The 63-year-old musician was asked by a fan, whose father had an Elvis-themed funeral, which songs he'd like to have at his service when he passes on and admitted he'd love to have the late King of Rock and Roll's 1970 hit 'Kentucky Rain' play "with heaven and all its angels listening".
The fan wrote on Nick's Red Hand Files website: “No, we didn’t dress up in white jumpsuits, but his coffin had Elvis pictures and lyrics, and Elvis songs were played for him. I don’t know if anyone has asked you this before in The Red Hand Files, but what songs would you like played at your own funeral?
To which the "moved" singer replied: "I was very moved by your letter. I’m sure your dad would have been very happy with his Elvis-themed funeral. Thinking about it, I would be very happy with one too — to be ushered into the next world by the voice of the greatest rock ‘n’ roll singer of them all.
“'Kentucky Rain', that’s what I’d like, 'Kentucky Rain and How Great Thou Art' — Elvis singing gospel, with heaven and all its angels listening. It was a lovely thing to do for your dad. Sounds like you did a great job.”

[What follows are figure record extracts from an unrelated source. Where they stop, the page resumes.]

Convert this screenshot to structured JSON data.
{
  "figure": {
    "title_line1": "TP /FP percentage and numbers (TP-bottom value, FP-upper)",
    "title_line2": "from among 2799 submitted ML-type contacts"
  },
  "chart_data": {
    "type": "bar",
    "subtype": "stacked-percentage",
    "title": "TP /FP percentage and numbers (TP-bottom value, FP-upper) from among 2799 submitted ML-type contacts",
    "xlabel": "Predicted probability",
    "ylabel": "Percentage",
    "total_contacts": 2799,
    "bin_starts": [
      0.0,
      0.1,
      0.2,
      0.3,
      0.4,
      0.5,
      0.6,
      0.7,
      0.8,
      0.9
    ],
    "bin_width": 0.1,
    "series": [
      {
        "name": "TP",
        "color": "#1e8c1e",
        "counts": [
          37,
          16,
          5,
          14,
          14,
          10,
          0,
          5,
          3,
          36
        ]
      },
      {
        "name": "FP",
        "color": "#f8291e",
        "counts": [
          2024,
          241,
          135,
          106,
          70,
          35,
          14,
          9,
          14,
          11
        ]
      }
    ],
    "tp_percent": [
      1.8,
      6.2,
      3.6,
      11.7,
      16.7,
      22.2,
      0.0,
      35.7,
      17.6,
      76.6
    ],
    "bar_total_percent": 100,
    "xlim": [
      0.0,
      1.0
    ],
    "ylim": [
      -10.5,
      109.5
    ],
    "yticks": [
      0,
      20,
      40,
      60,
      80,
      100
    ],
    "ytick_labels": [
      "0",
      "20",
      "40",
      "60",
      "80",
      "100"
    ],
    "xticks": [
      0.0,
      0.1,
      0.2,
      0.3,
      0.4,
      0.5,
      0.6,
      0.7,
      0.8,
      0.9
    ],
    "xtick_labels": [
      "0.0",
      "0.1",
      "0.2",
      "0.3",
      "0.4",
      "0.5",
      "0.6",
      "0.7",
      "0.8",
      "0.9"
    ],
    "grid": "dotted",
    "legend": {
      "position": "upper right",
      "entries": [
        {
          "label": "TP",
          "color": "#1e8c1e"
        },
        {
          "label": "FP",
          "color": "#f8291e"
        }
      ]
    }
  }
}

Meanwhile, Nick previously admitted he was "deeply possessive" over his son's death on the site.
The Bad Seeds frontman's son Arthur, who was just 15, fell off a cliff near the family's home in Brighton in 2015 and died from his injuries.
And Nick and his wife Susie Bick struggled with the fact the tragic accident impacted everyone who lived in the area.

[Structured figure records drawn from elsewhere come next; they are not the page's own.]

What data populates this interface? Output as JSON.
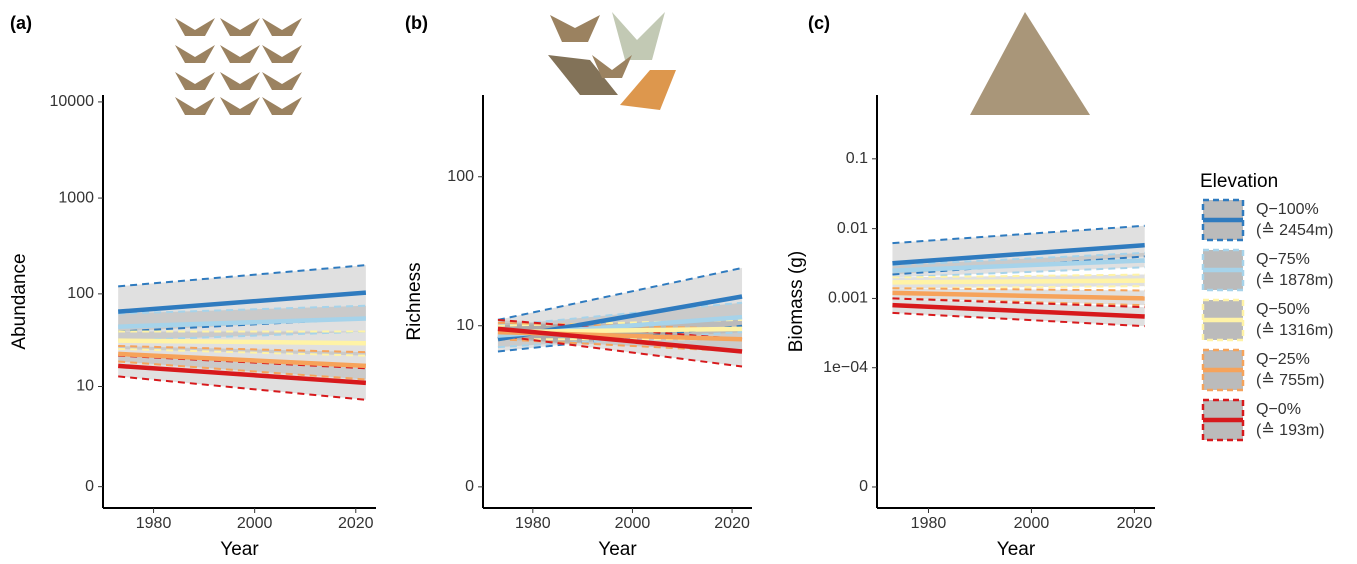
{
  "chart_data": [
    {
      "type": "line",
      "panel_label": "(a)",
      "y_label": "Abundance",
      "x_label": "Year",
      "y_scale": "pseudo_log",
      "y_offset": 1,
      "x": [
        1973,
        2022
      ],
      "xlim": [
        1970,
        2024
      ],
      "xticks": [
        1980,
        2000,
        2020
      ],
      "ylim": [
        -0.4,
        11800
      ],
      "yticks": [
        0,
        10,
        100,
        1000,
        10000
      ],
      "series": [
        {
          "color": "#2f7bbf",
          "values": [
            65,
            103
          ],
          "ci_lower": [
            40,
            55
          ],
          "ci_upper": [
            120,
            200
          ]
        },
        {
          "color": "#a6d3ea",
          "values": [
            45,
            55
          ],
          "ci_lower": [
            32,
            40
          ],
          "ci_upper": [
            62,
            75
          ]
        },
        {
          "color": "#fff3a6",
          "values": [
            32,
            30
          ],
          "ci_lower": [
            26,
            22
          ],
          "ci_upper": [
            40,
            40
          ]
        },
        {
          "color": "#f6a35b",
          "values": [
            23,
            17
          ],
          "ci_lower": [
            19,
            12
          ],
          "ci_upper": [
            28,
            24
          ]
        },
        {
          "color": "#d7191c",
          "values": [
            17,
            11
          ],
          "ci_lower": [
            13,
            7
          ],
          "ci_upper": [
            22,
            16
          ]
        }
      ]
    },
    {
      "type": "line",
      "panel_label": "(b)",
      "y_label": "Richness",
      "x_label": "Year",
      "y_scale": "pseudo_log",
      "y_offset": 1,
      "x": [
        1973,
        2022
      ],
      "xlim": [
        1970,
        2024
      ],
      "xticks": [
        1980,
        2000,
        2020
      ],
      "ylim": [
        -0.27,
        340
      ],
      "yticks": [
        0,
        10,
        100
      ],
      "series": [
        {
          "color": "#2f7bbf",
          "values": [
            8,
            16
          ],
          "ci_lower": [
            6.5,
            10
          ],
          "ci_upper": [
            11,
            25
          ]
        },
        {
          "color": "#a6d3ea",
          "values": [
            8.5,
            11.5
          ],
          "ci_lower": [
            7,
            9
          ],
          "ci_upper": [
            10,
            14.5
          ]
        },
        {
          "color": "#fff3a6",
          "values": [
            9,
            9.5
          ],
          "ci_lower": [
            8,
            8
          ],
          "ci_upper": [
            10,
            11
          ]
        },
        {
          "color": "#f6a35b",
          "values": [
            9,
            8
          ],
          "ci_lower": [
            8,
            6.5
          ],
          "ci_upper": [
            10.5,
            9.5
          ]
        },
        {
          "color": "#d7191c",
          "values": [
            9.5,
            6.5
          ],
          "ci_lower": [
            8.5,
            5
          ],
          "ci_upper": [
            11,
            8
          ]
        }
      ]
    },
    {
      "type": "line",
      "panel_label": "(c)",
      "y_label": "Biomass (g)",
      "x_label": "Year",
      "y_scale": "pseudo_log",
      "y_offset": 2e-06,
      "x": [
        1973,
        2022
      ],
      "xlim": [
        1970,
        2024
      ],
      "xticks": [
        1980,
        2000,
        2020
      ],
      "ylim": [
        -1e-06,
        0.82
      ],
      "yticks": [
        0,
        {
          "value": 0.0001,
          "label": "1e−04"
        },
        0.001,
        0.01,
        0.1
      ],
      "series": [
        {
          "color": "#2f7bbf",
          "values": [
            0.0032,
            0.0058
          ],
          "ci_lower": [
            0.0022,
            0.004
          ],
          "ci_upper": [
            0.0062,
            0.011
          ]
        },
        {
          "color": "#a6d3ea",
          "values": [
            0.0025,
            0.0035
          ],
          "ci_lower": [
            0.002,
            0.0028
          ],
          "ci_upper": [
            0.003,
            0.0045
          ]
        },
        {
          "color": "#fff3a6",
          "values": [
            0.0017,
            0.0018
          ],
          "ci_lower": [
            0.0014,
            0.0015
          ],
          "ci_upper": [
            0.002,
            0.0022
          ]
        },
        {
          "color": "#f6a35b",
          "values": [
            0.0012,
            0.001
          ],
          "ci_lower": [
            0.001,
            0.0008
          ],
          "ci_upper": [
            0.0014,
            0.0013
          ]
        },
        {
          "color": "#d7191c",
          "values": [
            0.0008,
            0.00055
          ],
          "ci_lower": [
            0.00062,
            0.0004
          ],
          "ci_upper": [
            0.001,
            0.00075
          ]
        }
      ]
    }
  ],
  "legend": {
    "title": "Elevation",
    "items": [
      {
        "label": "Q−100%",
        "detail": "(≙ 2454m)",
        "color": "#2f7bbf"
      },
      {
        "label": "Q−75%",
        "detail": "(≙ 1878m)",
        "color": "#a6d3ea"
      },
      {
        "label": "Q−50%",
        "detail": "(≙ 1316m)",
        "color": "#fff3a6"
      },
      {
        "label": "Q−25%",
        "detail": "(≙ 755m)",
        "color": "#f6a35b"
      },
      {
        "label": "Q−0%",
        "detail": "(≙ 193m)",
        "color": "#d7191c"
      }
    ]
  }
}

In 2019, he was asked for advice on coping with grief by a fan named Hannah whose mother had been killed and he wrote: "The tragedy of my son's death is inscribed into the collective consciousness of the town where we live and where he died. I have had to learn to share the reality of his passing with the town itself because it affected us all.
"I doubt there was a mother in Brighton who did not feel a chill of horror and cling to her own children a little tighter upon hearing the news of Arthur's senseless accident. But Arthur was our child, our own flesh and blood; Susie and I didn't want to share him with anyone, and we were deeply possessive over his absence."
But eventually, the couple grew to "understand" that Arthur was mourned by their wider community and a lot of people shared the feelings he and Susie had.
He continued: "It took us some time to understand that, while he belonged to us, he belonged to the world too.
"In time, we understood that, although we were the ultimate custodians of Arthur's memory, he was in fact mourned by many and many people felt outraged at the cruelty and randomness of the event, just as we did.
"Susie and I individually and together had to find a way to be with Arthur, but also to share him with a multitude."
The rocker and his wife were eventually able to find their own place to grieve Arthur and have a "necessary and ongoing conversation" with him.